US prepares major terrorism readiness exercise
(AFP) – 5 days ago
WASHINGTON — Law enforcement and intelligence agencies in the United States and abroad are preparing to go on high alert as part of a massive terrorism prevention exercise -- the first of its kind here.
Beginning Monday, security officials at all levels in the United States and four other countries will scramble into action in the wake of a fictional terrorist attack somewhere outside the United States.
The scenario envisions the receipt of intelligence that a follow-up attack is planned inside the United States, forcing agencies inside and out of the country to test their coordination, intelligence and terror prevention skills.
The National Level Exercise 2009 "will be the first major exercise conducted by the United States government that will focus exclusively on terrorism prevention and protection, as opposed to incident response and recovery," the Federal Emergency Management Agency (FEMA) said in a statement.
The US government regularly carries out preparedness exercises, dealing with crises ranging from natural disasters to terrorist attacks.
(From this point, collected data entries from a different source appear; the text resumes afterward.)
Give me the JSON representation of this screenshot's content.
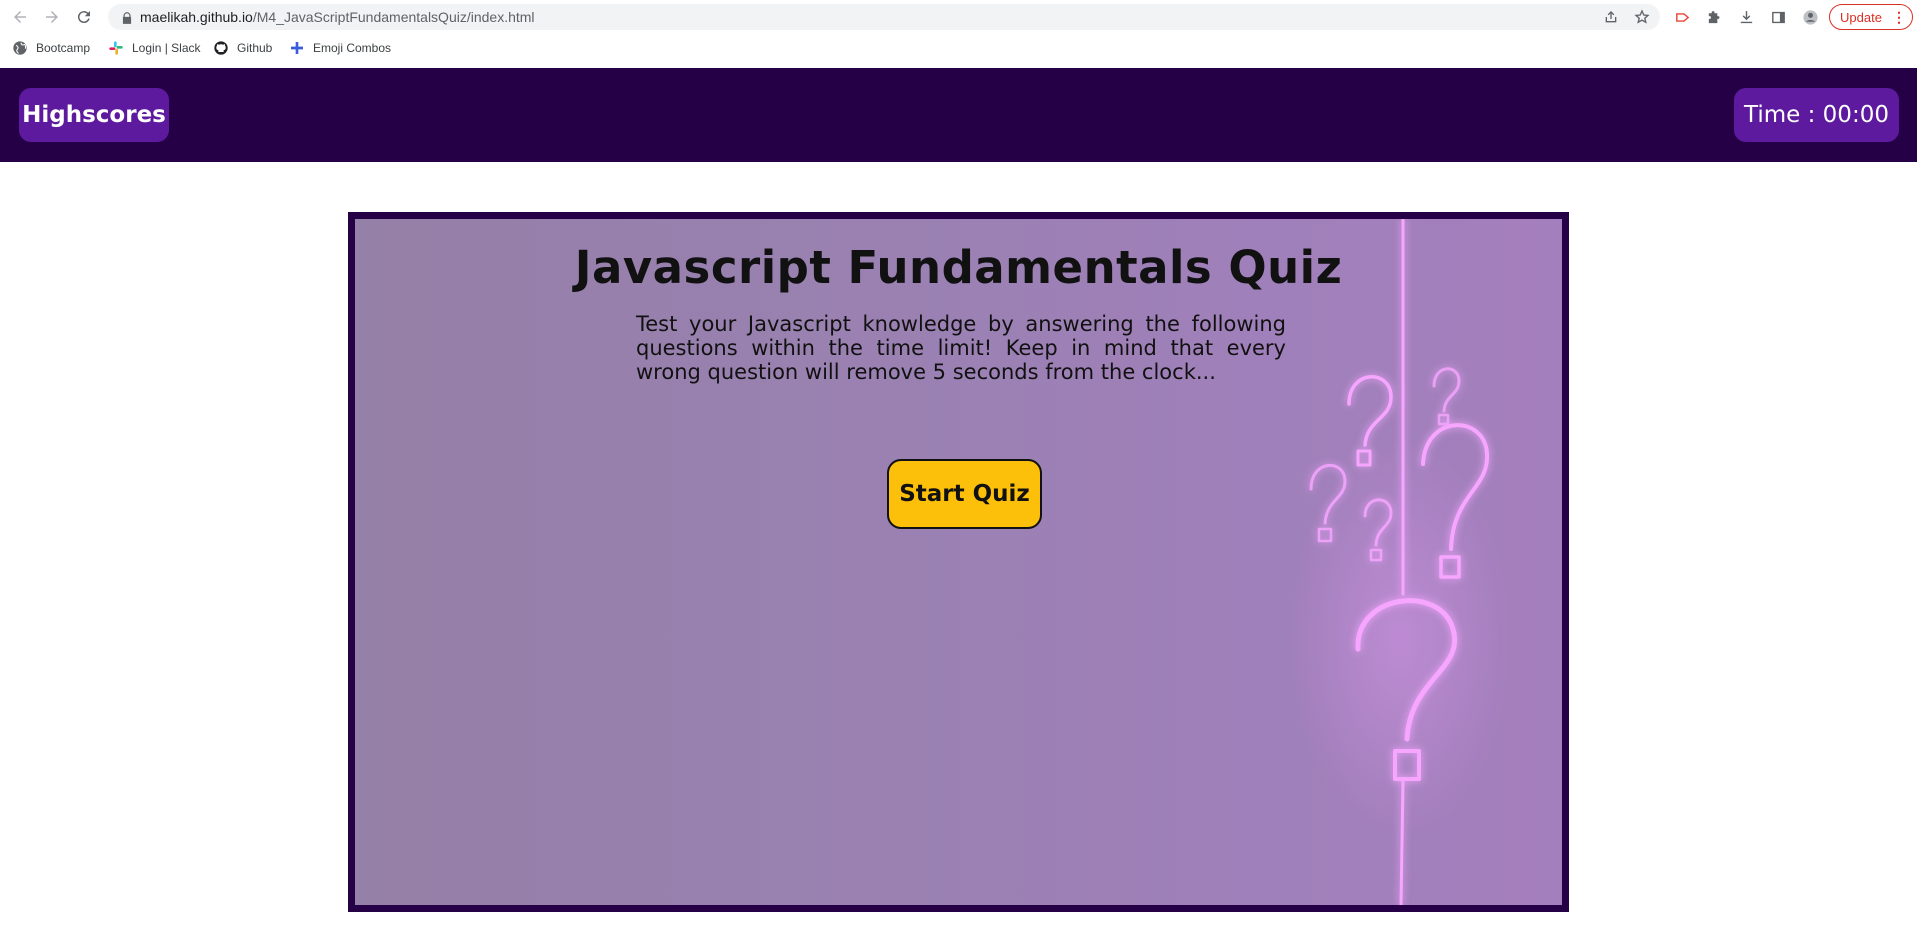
{
  "browser": {
    "url_host": "maelikah.github.io",
    "url_path": "/M4_JavaScriptFundamentalsQuiz/index.html",
    "update_label": "Update",
    "bookmarks": [
      {
        "label": "Bootcamp",
        "icon": "globe-icon"
      },
      {
        "label": "Login | Slack",
        "icon": "slack-icon"
      },
      {
        "label": "Github",
        "icon": "github-icon"
      },
      {
        "label": "Emoji Combos",
        "icon": "plus-icon"
      }
    ]
  },
  "header": {
    "highscores_label": "Highscores",
    "timer_label": "Time : 00:00"
  },
  "quiz": {
    "title": "Javascript Fundamentals Quiz",
    "description": "Test your Javascript knowledge by answering the following questions within the time limit! Keep in mind that every wrong question will remove 5 seconds from the clock...",
    "start_label": "Start Quiz"
  },
  "colors": {
    "header_bg": "#260047",
    "header_button": "#5d1a9f",
    "start_button": "#fcbf0a",
    "neon": "#f6a6ff"
  }
}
The 2009 exercise will include agencies in Britain, Mexico, Canada and Australia, as well as federal, regional, state, tribal, local and private sector officials throughout the United States, the Department of Homeland Security said.
"Coordinating with our partners across the United States and around the world is critical to protecting the nation from terrorists attacks," said Homeland Security Secretary Janet Napolitano.
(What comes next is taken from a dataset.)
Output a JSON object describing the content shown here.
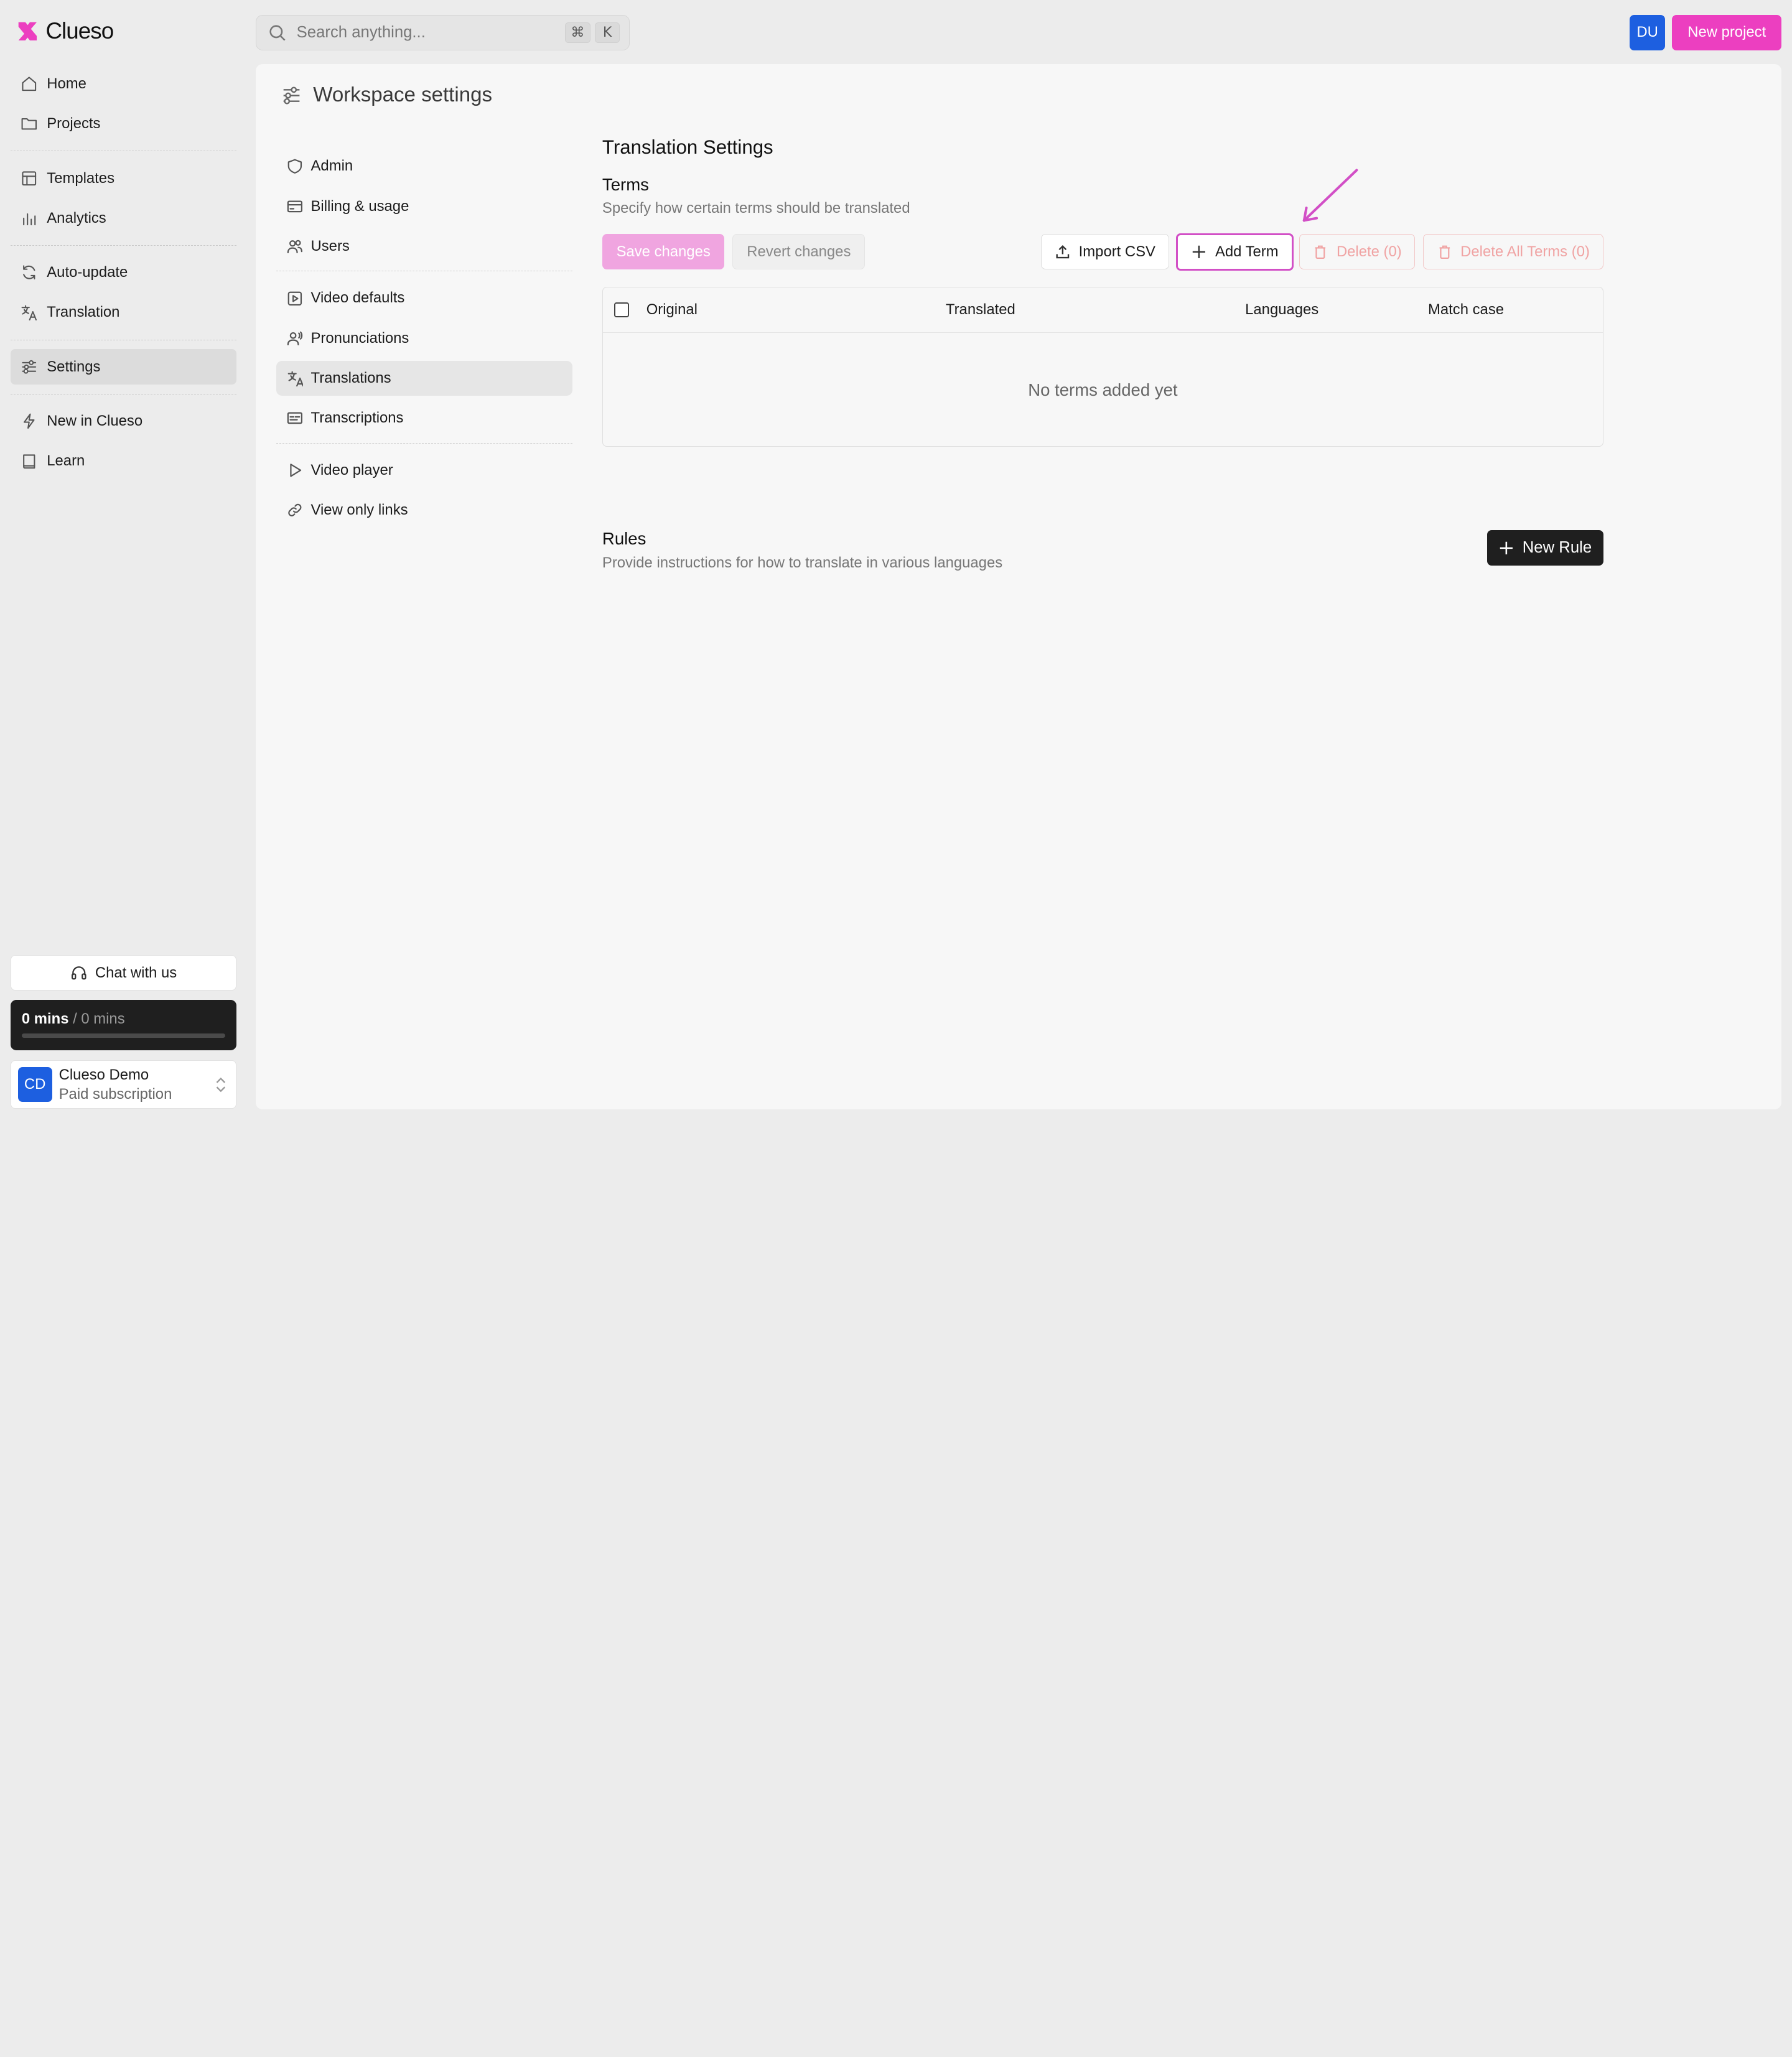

"The National Level Exercise allows us to test our capabilities in real-time to refine and strengthen our strategies for preventing terrorist attacks."
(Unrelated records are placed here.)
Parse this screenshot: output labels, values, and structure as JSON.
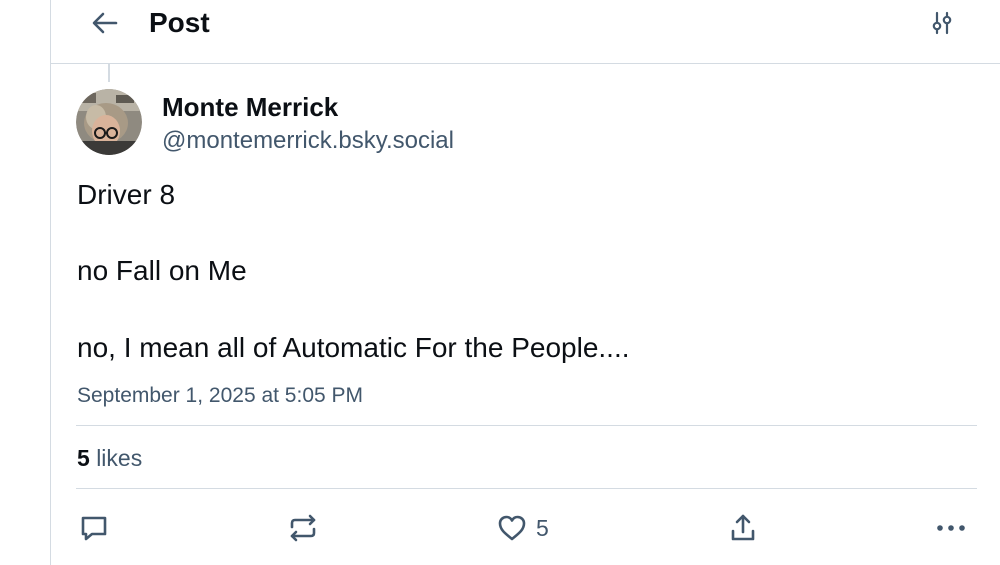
{
  "header": {
    "title": "Post",
    "back_icon": "arrow-left-icon",
    "filter_icon": "sliders-icon"
  },
  "post": {
    "author": {
      "display_name": "Monte Merrick",
      "handle": "@montemerrick.bsky.social"
    },
    "paragraphs": [
      "Driver 8",
      "no Fall on Me",
      "no, I mean all of Automatic For the People...."
    ],
    "timestamp": "September 1, 2025 at 5:05 PM",
    "likes": {
      "count": "5",
      "label": "likes"
    },
    "actions": {
      "reply_icon": "comment-icon",
      "repost_icon": "repost-icon",
      "like_icon": "heart-icon",
      "like_count": "5",
      "share_icon": "share-icon",
      "more_icon": "more-icon"
    }
  },
  "colors": {
    "text": "#0b0f14",
    "muted": "#42576c",
    "divider": "#d4dbe2",
    "icon": "#42576c"
  }
}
The exercise is expected to last for five days and is being designed to test a variety of "capabilities," including intelligence sharing, counter-terrorism investigation, border security, infrastructure protection, security alerts and international coordination, FEMA said.
"Lessons learned from the exercise will provide valuable insights to guide future planning for securing the nation against terrorist attacks, disasters, and other emergencies," the emergency response agency said.